I am starting to use Spark DataFrames and I need to be able to pivot the data to create multiple columns out of 1 column with multiple rows. There is built in functionality
I have solved a similar problem using dataframes with the following steps:
Create columns for all your countries, with 'value' as the value:
import org.apache.spark.sql.functions._
val countries = List("US", "UK", "Can")
val countryValue = udf{(countryToCheck: String, countryInRow: String, value: Long) =>
if(countryToCheck == countryInRow) value else 0
}
val countryFuncs = countries.map{country => (dataFrame: DataFrame) => dataFrame.withColumn(country, countryValue(lit(country), df("tag"), df("value"))) }
val dfWithCountries = Function.chain(countryFuncs)(df).drop("tag").drop("value")
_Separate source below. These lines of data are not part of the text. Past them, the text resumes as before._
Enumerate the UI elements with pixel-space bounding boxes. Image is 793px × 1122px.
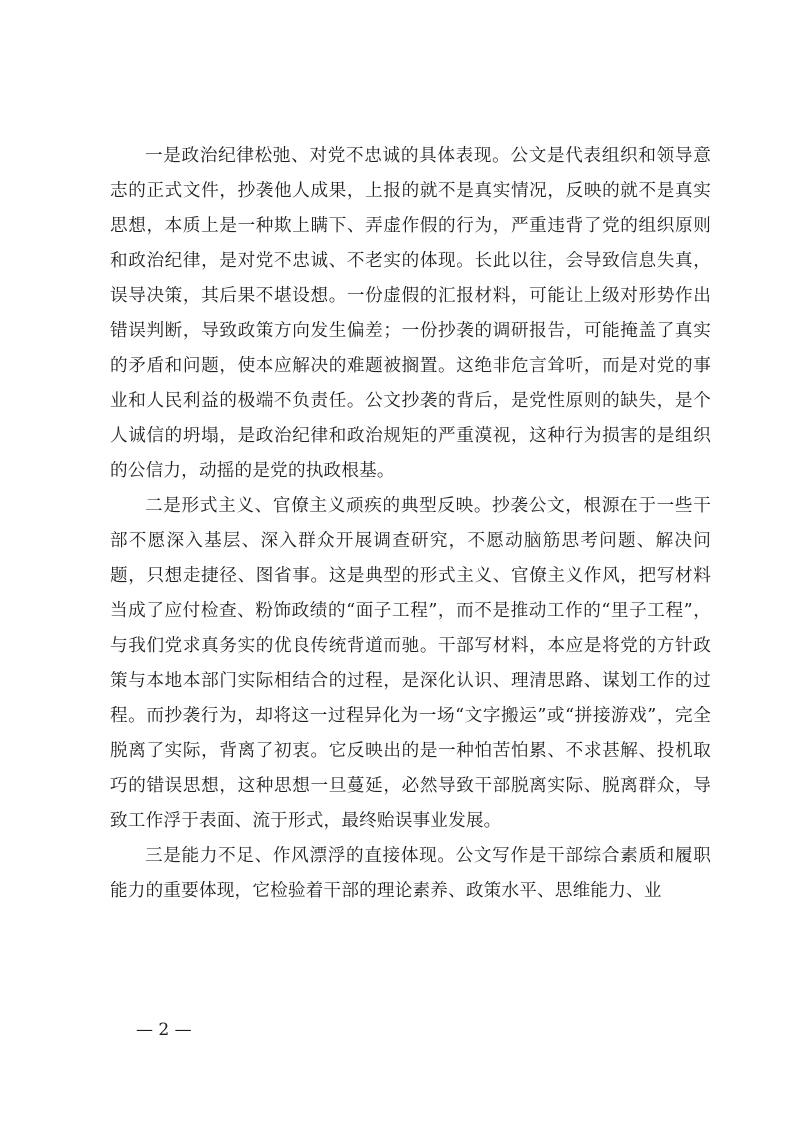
paragraph-formalism-bureaucratism: 二是形式主义、官僚主义顽疾的典型反映。抄袭公文，根源在于一些干部不愿深入基层、深入群众开展调查研究，不愿动脑筋思考问题、解决问题，只想走捷径、图省事。这是典型的形式主义、官僚主义作风，把写材料当成了应付检查、粉饰政绩的“面子工程”，而不是推动工作的“里子工程”，与我们党求真务实的优良传统背道而驰。干部写材料，本应是将党的方针政策与本地本部门实际相结合的过程，是深化认识、理清思路、谋划工作的过程。而抄袭行为，却将这一过程异化为一场“文字搬运”或“拼接游戏”，完全脱离了实际，背离了初衷。它反映出的是一种怕苦怕累、不求甚解、投机取巧的错误思想，这种思想一旦蔓延，必然导致干部脱离实际、脱离群众，导致工作浮于表面、流于形式，最终贻误事业发展。 (110, 496, 711, 831)
page-number: — 2 — (136, 1020, 192, 1040)
document-body (110, 139, 711, 909)
paragraph-political-discipline: 一是政治纪律松弛、对党不忠诚的具体表现。公文是代表组织和领导意志的正式文件，抄袭他人成果，上报的就不是真实情况，反映的就不是真实思想，本质上是一种欺上瞒下、弄虚作假的行为，严重违背了党的组织原则和政治纪律，是对党不忠诚、不老实的体现。长此以往，会导致信息失真，误导决策，其后果不堪设想。一份虚假的汇报材料，可能让上级对形势作出错误判断，导致政策方向发生偏差；一份抄袭的调研报告，可能掩盖了真实的矛盾和问题，使本应解决的难题被搁置。这绝非危言耸听，而是对党的事业和人民利益的极端不负责任。公文抄袭的背后，是党性原则的缺失，是个人诚信的坍塌，是政治纪律和政治规矩的严重漠视，这种行为损害的是组织的公信力，动摇的是党的执政根基。 (110, 146, 711, 481)
paragraph-insufficient-ability: 三是能力不足、作风漂浮的直接体现。公文写作是干部综合素质和履职能力的重要体现，它检验着干部的理论素养、政策水平、思维能力、业 (110, 846, 711, 901)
Your dataframe 'dfWithCountries' will look like this:
+--+--+---+---+
|id|US| UK|Can|
+--+--+---+---+
| 1|50| 0| 0|
| 1| 0|100| 0|
| 1| 0| 0|125|
| 2|75| 0| 0|
| 2| 0|150| 0|
| 2| 0| 0|175|
+--+--+---+---+
Now you can sum together all the values for your desired result:
dfWithCountries.groupBy("id").sum(countries: _*).show
Result:
+--+-------+-------+--------+
|id|SUM(US)|SUM(UK)|SUM(Can)|
+--+-------+-------+--------+
| 1| 50| 100| 125|
| 2| 75| 150| 175|
+--+-------+-------+--------+
It's not a very elegant solution though. I had to create a chain of functions to add in all the columns. Also if I have lots of countries, I will expand my temporary data set to a very wide set with lots of zeroes.